The servers are the high-water mark thus far in IBM's years-long "X Architecture" plan to endow its Intel servers with some of the capabilities of its higher-end server lines, notably its venerable but expensive mainframes. Intel's Itanium processor is geared for higher-end "big iron" systems that handle demanding data-processing chores where IBM has long been top dog.

IBM's x450 has four of the 1.5GHz Itanium 2 6M processors--code-named Madison--that Intel is expected to announce Monday. IBM had already begun selling its x450 system in April with the earlier 1GHz "McKinley" version of Itanium, but Big Blue put that system on hold after an NEC server customer found a glitch in the chip.

IBM also sells its pServer and iServer lines based on its own Power chips as well as its zSeries mainframes. The company has been ambivalent about Itanium, but it eventually came around, said Illuminata analyst Gordon Haff.

"Whatever spin IBM wants to put on it, there was obviously enormous ambivalence and disagreement within the company on whether to do that system. But the decision does seem to have been made that...IBM's going to go for it," Haff said. "They may not push it as aggressively as the pSeries for high-end commercial customers, but they do at least want to be able to cover that big-iron window of opportunity."

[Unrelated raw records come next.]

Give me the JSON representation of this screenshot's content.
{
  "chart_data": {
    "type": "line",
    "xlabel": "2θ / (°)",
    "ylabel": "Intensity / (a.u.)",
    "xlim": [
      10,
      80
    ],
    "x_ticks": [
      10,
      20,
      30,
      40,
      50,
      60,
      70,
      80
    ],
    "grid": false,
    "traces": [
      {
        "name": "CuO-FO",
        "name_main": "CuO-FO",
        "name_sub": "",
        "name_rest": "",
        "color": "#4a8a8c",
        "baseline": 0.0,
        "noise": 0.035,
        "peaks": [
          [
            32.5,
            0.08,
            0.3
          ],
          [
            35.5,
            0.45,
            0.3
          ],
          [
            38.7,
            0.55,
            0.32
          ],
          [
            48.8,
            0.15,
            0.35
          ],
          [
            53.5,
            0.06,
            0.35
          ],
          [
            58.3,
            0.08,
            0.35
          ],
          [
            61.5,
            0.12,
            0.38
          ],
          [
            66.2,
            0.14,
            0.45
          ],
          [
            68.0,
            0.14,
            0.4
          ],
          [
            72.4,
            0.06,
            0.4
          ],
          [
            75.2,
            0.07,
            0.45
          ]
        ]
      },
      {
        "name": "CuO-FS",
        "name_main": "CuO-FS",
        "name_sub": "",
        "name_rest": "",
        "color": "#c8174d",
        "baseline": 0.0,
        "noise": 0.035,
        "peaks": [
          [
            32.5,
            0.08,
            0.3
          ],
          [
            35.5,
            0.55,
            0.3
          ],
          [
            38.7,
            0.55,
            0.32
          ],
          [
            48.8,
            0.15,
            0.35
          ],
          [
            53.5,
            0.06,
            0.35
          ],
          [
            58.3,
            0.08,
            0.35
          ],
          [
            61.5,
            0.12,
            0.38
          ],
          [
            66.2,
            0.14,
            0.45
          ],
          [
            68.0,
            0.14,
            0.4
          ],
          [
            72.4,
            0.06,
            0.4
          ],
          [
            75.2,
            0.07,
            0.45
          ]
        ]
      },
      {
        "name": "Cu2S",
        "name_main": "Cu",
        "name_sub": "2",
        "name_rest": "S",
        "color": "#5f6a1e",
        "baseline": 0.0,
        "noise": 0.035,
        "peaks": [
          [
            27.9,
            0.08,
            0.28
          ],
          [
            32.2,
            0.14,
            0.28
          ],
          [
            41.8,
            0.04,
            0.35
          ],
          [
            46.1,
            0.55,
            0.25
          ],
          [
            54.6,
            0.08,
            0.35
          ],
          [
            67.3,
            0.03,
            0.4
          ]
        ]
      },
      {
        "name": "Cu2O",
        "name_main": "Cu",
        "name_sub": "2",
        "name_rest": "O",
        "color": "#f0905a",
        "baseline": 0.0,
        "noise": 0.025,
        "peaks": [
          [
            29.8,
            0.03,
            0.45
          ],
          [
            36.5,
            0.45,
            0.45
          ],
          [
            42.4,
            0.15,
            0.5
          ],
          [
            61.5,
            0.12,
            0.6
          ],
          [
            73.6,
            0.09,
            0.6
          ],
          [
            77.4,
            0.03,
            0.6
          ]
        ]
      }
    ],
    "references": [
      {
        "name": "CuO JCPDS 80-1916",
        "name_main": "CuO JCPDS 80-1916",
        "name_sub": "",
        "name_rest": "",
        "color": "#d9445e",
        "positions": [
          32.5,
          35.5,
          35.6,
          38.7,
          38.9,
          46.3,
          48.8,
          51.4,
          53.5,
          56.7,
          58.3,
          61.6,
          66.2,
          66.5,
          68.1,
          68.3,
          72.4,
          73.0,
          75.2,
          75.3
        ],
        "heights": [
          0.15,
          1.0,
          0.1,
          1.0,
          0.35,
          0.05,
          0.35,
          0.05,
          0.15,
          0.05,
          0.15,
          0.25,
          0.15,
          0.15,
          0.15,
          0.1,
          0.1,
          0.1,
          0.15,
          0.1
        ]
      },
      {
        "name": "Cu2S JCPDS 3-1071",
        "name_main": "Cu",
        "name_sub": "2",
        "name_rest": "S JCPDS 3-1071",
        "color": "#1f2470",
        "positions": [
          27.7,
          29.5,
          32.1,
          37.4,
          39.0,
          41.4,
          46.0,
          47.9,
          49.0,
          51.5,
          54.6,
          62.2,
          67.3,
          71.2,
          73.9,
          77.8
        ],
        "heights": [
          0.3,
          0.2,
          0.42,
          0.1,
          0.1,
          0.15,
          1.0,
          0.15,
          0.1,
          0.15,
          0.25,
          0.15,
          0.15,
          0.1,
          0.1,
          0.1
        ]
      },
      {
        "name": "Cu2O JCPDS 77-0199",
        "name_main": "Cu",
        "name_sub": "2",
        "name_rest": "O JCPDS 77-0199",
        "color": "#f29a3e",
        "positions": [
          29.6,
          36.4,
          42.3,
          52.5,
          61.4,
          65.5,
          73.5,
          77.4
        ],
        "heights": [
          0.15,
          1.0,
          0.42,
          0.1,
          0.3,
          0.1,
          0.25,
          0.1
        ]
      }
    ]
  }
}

While Itanium relations haven't always been smooth sailing, another agreement between the two companies is expected to bear fruit. IBM and Intel are working together to design thin "blade" servers that fit into IBM's BladeCenter chassis.

Intel will begin shipping the blades in July, Bill Zeitler, head of IBM's server group, said in an interview. "What we want to do is create a standard, like the IBM PC, that will accelerate adoption," Zeitler said.

IBM is freely licensing the design, Zeitler said, and networking companies Cisco, Nortel and Brocade also are planning to support it. An Intel representative confirmed that the blade products are scheduled to begin arriving in the third quarter.

The x450 uses IBM's Enterprise X Architecture (EXA) chipset, code-named Summit, to join the four processors to memory. A relative of the x450 expected later this year will permit four-processor building blocks to be stacked together to form a 16-processor system.

The EXA chipset also has close relatives already in use for servers with Intel's Xeon processor. Xeon is a 32-bit design intended for lower-end and midrange servers, whereas Itanium is a 64-bit design that more easily supports large amounts of memory, has better features for multiprocessor systems and has mechanisms to protect against data corruption.

The first IBM Xeon servers using the EXA chipset were the four-processor x360 and the x440, which could grow from four to 16 processors. On Monday, IBM will reveal the successor to the x440, the x445.

As reported, the x445 will accommodate as many as 32 Xeon processors, though when the system begins shipping on July 1, it will come with up to only 16. The 32-processor version is due later this year.

While the 32-processor machine isn't likely to appeal to a large number of customers, it is likely to make the lesser versions more appealing, Haff said.

"What you often see with big systems is a lot of people would prefer not to buy the very largest. By having a 32-way, you make the 16-way that much more attractive," Haff said.

For customers building high-performance calculation machines out of clusters of lower-end systems, IBM also will introduce a rack-mountable two-processor Itanium 2 system called the x382 that's 3.5 inches thick.

The x445 has a starting price of $18,599. The x450, available July 18, will start at $25,999. The x382 will be available Aug. 20 starting at $26,589, IBM said. All the systems support Windows and Linux.

IBM also will upgrade several existing Xeon servers--the x360, x205, x225 and x255--with the new processors, the company said.